In 1967-1968 it appears there were 50% silver dimes introduced alongside the 80% silver dimes, and in 1968 the 80% silver coins were discontinued. If post-SHTF barter is your intention, I’d say not to take the risk with dimes minted after 1966.
Only 1920-1921 Canadian nickels had 80% silver content (and thus, 0.6 troy oz to the dollar). Prior too, 1858 – 1919 nickels had 92.5% silver content. Any later nickels are either nickel, steel or copper. Current circulation Canadian “nickels” are 94.5% steel, so I can’t imagine the same rule with American nickels applying to current Canadian nickels. Either way, Canadian nickels are, for the most part useless – and I’m not going to bother trying to search my pocket change for them.
The 1920 – 1967 nickels, dimes, quarters have a very similar appearance as current circulation coins (except for a different monarch, God Save the Queen, eh?) The other coins (half dollar and silver dollar) are no longer in circulation.
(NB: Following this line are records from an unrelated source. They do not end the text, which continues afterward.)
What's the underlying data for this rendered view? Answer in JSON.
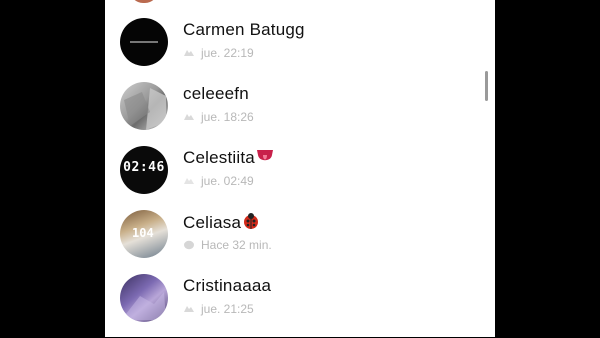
{
  "chats": [
    {
      "name": "Carmen Batugg",
      "time": "jue. 22:19",
      "status_icon": "opened-snap-icon",
      "name_emoji": "",
      "avatar": "black-logo"
    },
    {
      "name": "celeeefn",
      "time": "jue. 18:26",
      "status_icon": "opened-snap-icon",
      "name_emoji": "",
      "avatar": "grey-photo"
    },
    {
      "name": "Celestiita",
      "time": "jue. 02:49",
      "status_icon": "opened-snap-icon",
      "name_emoji": "tongue-emoji",
      "avatar": "clock-0246"
    },
    {
      "name": "Celiasa",
      "time": "Hace 32 min.",
      "status_icon": "unread-chat-icon",
      "name_emoji": "ladybug-emoji",
      "avatar": "selfie-104"
    },
    {
      "name": "Cristinaaaa",
      "time": "jue. 21:25",
      "status_icon": "opened-snap-icon",
      "name_emoji": "",
      "avatar": "purple-photo"
    }
  ],
  "avatar_texts": {
    "clock": "02:46",
    "selfie": "104"
  },
  "colors": {
    "background": "#000000",
    "list_bg": "#ffffff",
    "name": "#111111",
    "meta": "#b8b8b8",
    "scrollbar": "#9a9a9a"
  }
}
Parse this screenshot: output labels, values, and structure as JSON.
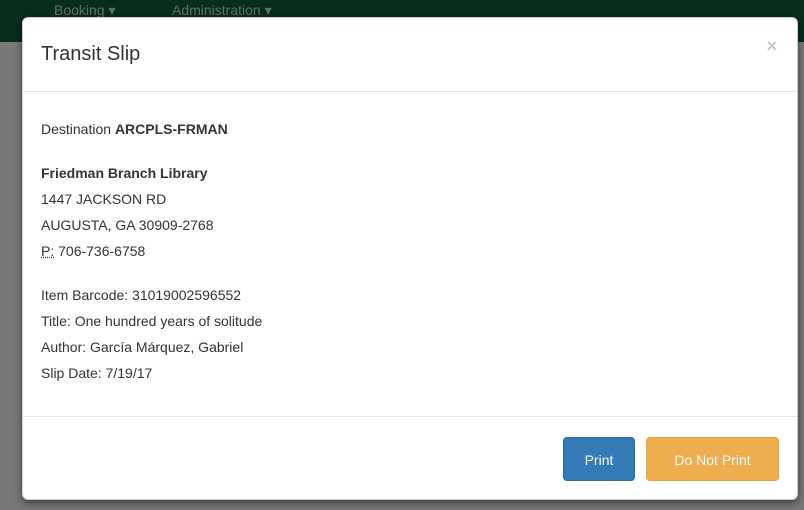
{
  "navbar": {
    "booking_label": "Booking ▾",
    "administration_label": "Administration ▾"
  },
  "modal": {
    "title": "Transit Slip",
    "close_symbol": "×",
    "destination_label": "Destination",
    "destination_code": "ARCPLS-FRMAN",
    "library": {
      "name": "Friedman Branch Library",
      "street": "1447 JACKSON RD",
      "city_state_zip": "AUGUSTA, GA 30909-2768",
      "phone_label": "P:",
      "phone": "706-736-6758"
    },
    "item": {
      "barcode_line": "Item Barcode: 31019002596552",
      "title_line": "Title: One hundred years of solitude",
      "author_line": "Author: García Márquez, Gabriel",
      "slip_date_line": "Slip Date: 7/19/17"
    },
    "buttons": {
      "print": "Print",
      "do_not_print": "Do Not Print"
    }
  },
  "colors": {
    "navbar": "#0f5a3a",
    "primary": "#337ab7",
    "warning": "#f0ad4e"
  }
}
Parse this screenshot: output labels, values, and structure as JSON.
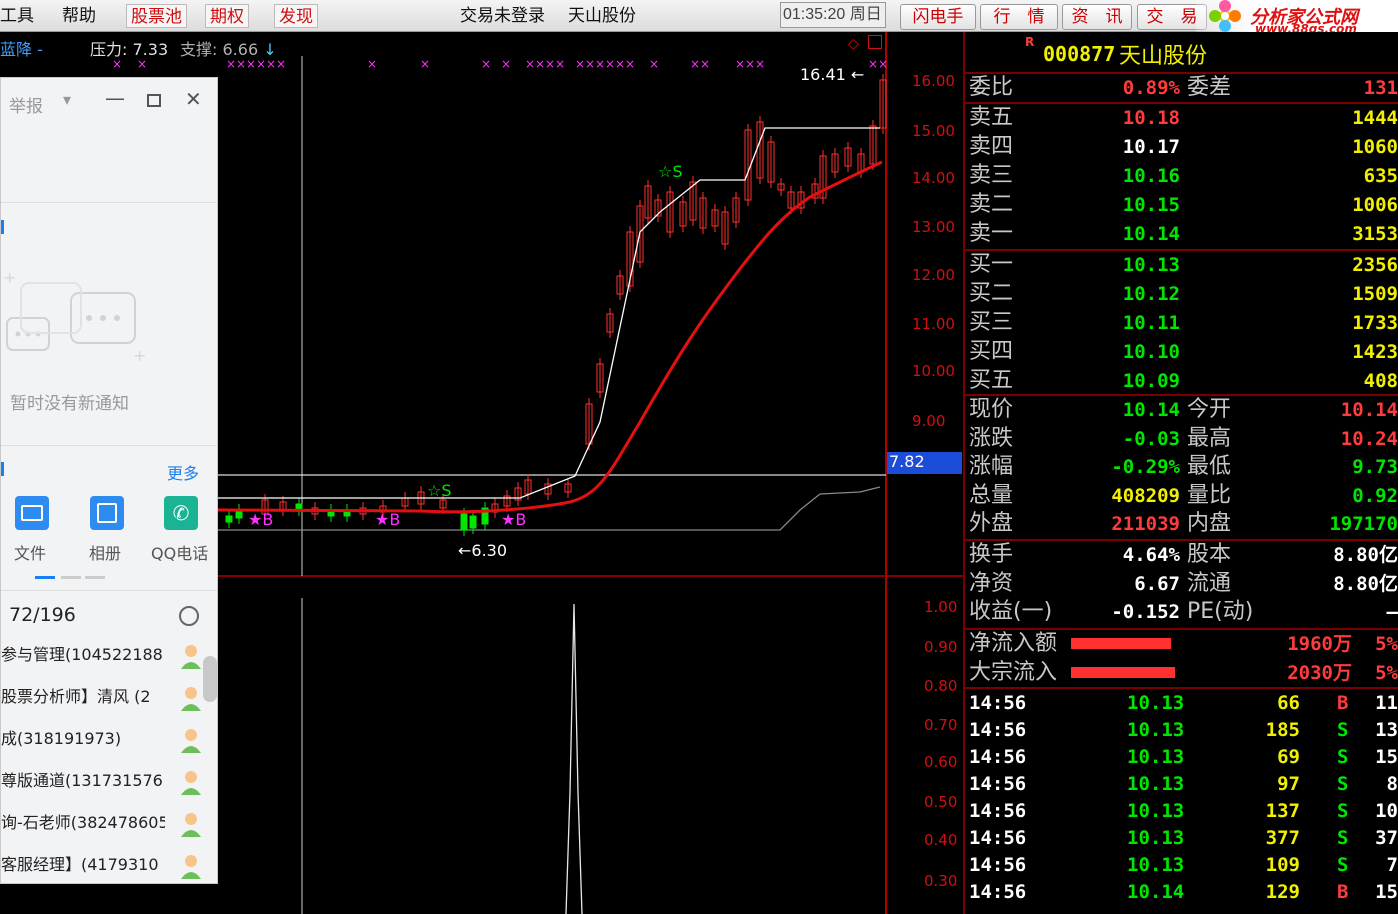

One other interesting observation is that prior to 1920, with all Canadian coins having 92.5% silver content, each $1 face value contains 0.693 Troy Ounce of silver. However, these coins don’t appear to be as common as the 1920 – 1967 coins, and I think in a SHTF situation, I believe either too few people will recognize these coins for what they are or the people who do will realize they have collectors value above the silver content.
Either way, I believe that “junk” 1920 – 1966 Canadian dimes, quarters, half dollars, and silver dollars are what you should be looking for, if you are a Canadian.
Here are the Wikipedia links for each Canadian coin:
I hope the foregoing proves useful.
Thank you for the work you do, and God bless you! – Nick L.